Now, for reasons discussed elsewhere, the city of Venice is run by people from the mainland. People who often have little to no understanding of how the city and the lagoon function.

They’re not stupid, though. They can recognise a good business opportunity when they see it, and Venice is a good business opportunity.

So, Venice is being exploited economically by people who understand little of the place, and care even less about it.

Tourism is the main economic opportunity, and with it come boats. High-powered taxis because they need to go to the airport even in bad weather. Large transport boats to serve all the hotels and restaurants in the city. Steel-hulled rubbish collection boats because half a million tourists produce a lot more refuse than less than fifty thousand residents. Then we have the cruise ships and all the super yachts of the wealthy.

They all make waves, every hour of every day all year.

The rowing clubs

The members of the rowing clubs in Venice are a diverse bunch, politically, but there are some very staunch supporters of the current municipal administration between them.

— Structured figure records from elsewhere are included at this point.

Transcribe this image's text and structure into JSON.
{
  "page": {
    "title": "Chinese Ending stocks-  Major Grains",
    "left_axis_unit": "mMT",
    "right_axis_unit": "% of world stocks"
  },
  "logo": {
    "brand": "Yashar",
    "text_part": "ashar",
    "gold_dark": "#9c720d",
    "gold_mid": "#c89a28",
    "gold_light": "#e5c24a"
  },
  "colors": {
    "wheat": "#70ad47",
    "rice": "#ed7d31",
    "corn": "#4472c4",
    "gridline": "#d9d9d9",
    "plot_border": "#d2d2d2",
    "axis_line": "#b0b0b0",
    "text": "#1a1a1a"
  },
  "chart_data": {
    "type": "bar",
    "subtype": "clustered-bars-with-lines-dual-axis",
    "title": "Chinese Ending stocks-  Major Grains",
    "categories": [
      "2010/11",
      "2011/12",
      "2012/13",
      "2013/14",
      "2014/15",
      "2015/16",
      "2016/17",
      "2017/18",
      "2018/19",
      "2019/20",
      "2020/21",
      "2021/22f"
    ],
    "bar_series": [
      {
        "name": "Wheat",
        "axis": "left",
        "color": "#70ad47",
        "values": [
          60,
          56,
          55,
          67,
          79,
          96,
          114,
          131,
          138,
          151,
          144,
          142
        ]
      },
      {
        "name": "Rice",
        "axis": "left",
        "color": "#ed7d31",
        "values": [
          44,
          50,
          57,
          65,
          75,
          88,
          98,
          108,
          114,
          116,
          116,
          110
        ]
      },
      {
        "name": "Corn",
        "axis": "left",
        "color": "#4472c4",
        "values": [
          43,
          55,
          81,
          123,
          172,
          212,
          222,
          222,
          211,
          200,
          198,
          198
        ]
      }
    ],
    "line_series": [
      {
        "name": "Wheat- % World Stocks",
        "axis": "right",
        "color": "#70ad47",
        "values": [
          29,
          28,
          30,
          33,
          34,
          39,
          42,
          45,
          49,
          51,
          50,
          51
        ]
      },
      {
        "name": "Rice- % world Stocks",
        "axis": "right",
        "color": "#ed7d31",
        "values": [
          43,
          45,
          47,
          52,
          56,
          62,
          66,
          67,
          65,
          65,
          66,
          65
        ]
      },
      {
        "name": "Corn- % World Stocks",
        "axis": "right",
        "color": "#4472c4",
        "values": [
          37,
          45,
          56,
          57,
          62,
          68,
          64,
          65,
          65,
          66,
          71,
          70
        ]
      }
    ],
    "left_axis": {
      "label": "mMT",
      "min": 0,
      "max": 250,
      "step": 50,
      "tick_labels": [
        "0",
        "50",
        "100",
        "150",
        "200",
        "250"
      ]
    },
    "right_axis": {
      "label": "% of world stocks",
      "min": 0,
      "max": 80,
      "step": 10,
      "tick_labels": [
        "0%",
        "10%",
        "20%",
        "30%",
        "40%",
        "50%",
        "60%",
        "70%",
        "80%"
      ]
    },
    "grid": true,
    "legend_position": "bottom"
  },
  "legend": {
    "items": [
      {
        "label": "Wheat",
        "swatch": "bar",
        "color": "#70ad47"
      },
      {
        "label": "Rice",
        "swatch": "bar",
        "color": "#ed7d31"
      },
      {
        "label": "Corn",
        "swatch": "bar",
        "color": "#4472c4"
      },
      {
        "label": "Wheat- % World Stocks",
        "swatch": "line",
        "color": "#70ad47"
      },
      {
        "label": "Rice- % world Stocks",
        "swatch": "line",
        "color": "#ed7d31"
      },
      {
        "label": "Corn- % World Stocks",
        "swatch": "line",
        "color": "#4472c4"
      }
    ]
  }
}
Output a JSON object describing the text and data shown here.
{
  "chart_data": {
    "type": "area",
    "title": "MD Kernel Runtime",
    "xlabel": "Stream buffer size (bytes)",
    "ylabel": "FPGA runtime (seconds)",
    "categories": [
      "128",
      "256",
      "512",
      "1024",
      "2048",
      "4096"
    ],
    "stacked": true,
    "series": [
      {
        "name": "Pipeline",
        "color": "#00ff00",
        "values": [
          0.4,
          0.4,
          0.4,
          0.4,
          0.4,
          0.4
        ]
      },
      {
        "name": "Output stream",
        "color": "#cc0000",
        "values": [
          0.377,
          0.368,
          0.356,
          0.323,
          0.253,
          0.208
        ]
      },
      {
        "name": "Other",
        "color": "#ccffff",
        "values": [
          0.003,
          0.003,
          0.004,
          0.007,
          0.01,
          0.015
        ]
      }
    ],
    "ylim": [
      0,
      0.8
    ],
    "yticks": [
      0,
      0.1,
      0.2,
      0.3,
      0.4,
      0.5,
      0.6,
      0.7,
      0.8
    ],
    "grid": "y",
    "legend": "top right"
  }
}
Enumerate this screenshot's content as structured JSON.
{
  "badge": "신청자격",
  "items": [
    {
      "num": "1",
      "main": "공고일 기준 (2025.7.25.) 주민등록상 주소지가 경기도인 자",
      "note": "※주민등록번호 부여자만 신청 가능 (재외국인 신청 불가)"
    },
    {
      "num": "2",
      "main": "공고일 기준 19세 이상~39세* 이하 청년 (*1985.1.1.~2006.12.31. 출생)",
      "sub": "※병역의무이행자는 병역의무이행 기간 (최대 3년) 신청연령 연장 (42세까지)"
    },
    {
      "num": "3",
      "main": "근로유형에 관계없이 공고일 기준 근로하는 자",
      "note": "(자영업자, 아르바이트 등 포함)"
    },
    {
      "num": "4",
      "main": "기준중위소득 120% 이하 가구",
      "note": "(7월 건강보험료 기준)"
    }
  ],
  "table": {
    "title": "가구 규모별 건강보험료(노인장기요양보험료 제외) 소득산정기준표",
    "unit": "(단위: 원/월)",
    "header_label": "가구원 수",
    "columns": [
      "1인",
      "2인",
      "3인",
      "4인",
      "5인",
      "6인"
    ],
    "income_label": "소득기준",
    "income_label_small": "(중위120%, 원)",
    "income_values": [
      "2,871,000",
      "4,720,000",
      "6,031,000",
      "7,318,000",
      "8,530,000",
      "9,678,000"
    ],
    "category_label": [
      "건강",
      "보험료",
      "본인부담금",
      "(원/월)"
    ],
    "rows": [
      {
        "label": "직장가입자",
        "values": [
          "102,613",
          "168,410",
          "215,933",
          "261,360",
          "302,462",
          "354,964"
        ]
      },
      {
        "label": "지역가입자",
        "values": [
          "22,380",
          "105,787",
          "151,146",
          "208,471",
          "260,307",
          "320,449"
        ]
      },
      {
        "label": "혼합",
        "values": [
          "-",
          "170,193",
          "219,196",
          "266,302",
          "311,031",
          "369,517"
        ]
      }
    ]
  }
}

Many of the rowing clubs are also dependent on the good will of the city administration to be able to operate, in terms of access to boats, spaces and permissions.

This has to some extent kept politics out of events like the Regata Storica, but not this year.

Thanks to the indifference of the city administration of Luigi Brugnaro, the problem of the moto ondoso has only become worse.

The already tainted image of our mayor has got much more stained by the recent corruption allegations, which has landed one of his close associates in prison, and himself under investigation.

The opposition in the municipal council didn’t take their seats on the VIP platform, which, I believe, is a first.

Yesterday, many boats in the parade carried banners protesting the moto ondoso on the sides.

Tradition dictates that everybody raise their oars in salute when they pass the Machina — the VIP spectator platform on the central part of the Grand Canal — but this year few rowers did.

Brugnaro has never been popular in Venice — he was elected and reelected on the mainland — and now he is positively detested by a large part of the residents of Venice.

Unfortunately, being detested in Venice is not an impediment to winning more elections, as there are four times as many voters on the mainland as in Venice.

Participation

The photos I’ve used here are from past years. I didn’t go this year — and I believe a great many residents didn’t go either — because what is there to celebrate?

Venice is a dying city.

Not only is Venice dying, but the politicians who should care — and act — don’t. On the contrary, they’re the first to push the city over the brink into oblivion.

Rowing in Venice is now as dangerous as cycling on a motorway, so only the most foolhardy even try. I’ve tried myself being forcibly bounced out of the way in a narrow canal by a taxi.

The Venice of today is entirely unsuitable for its own traditions.

The only thing left is pageantry and avarice.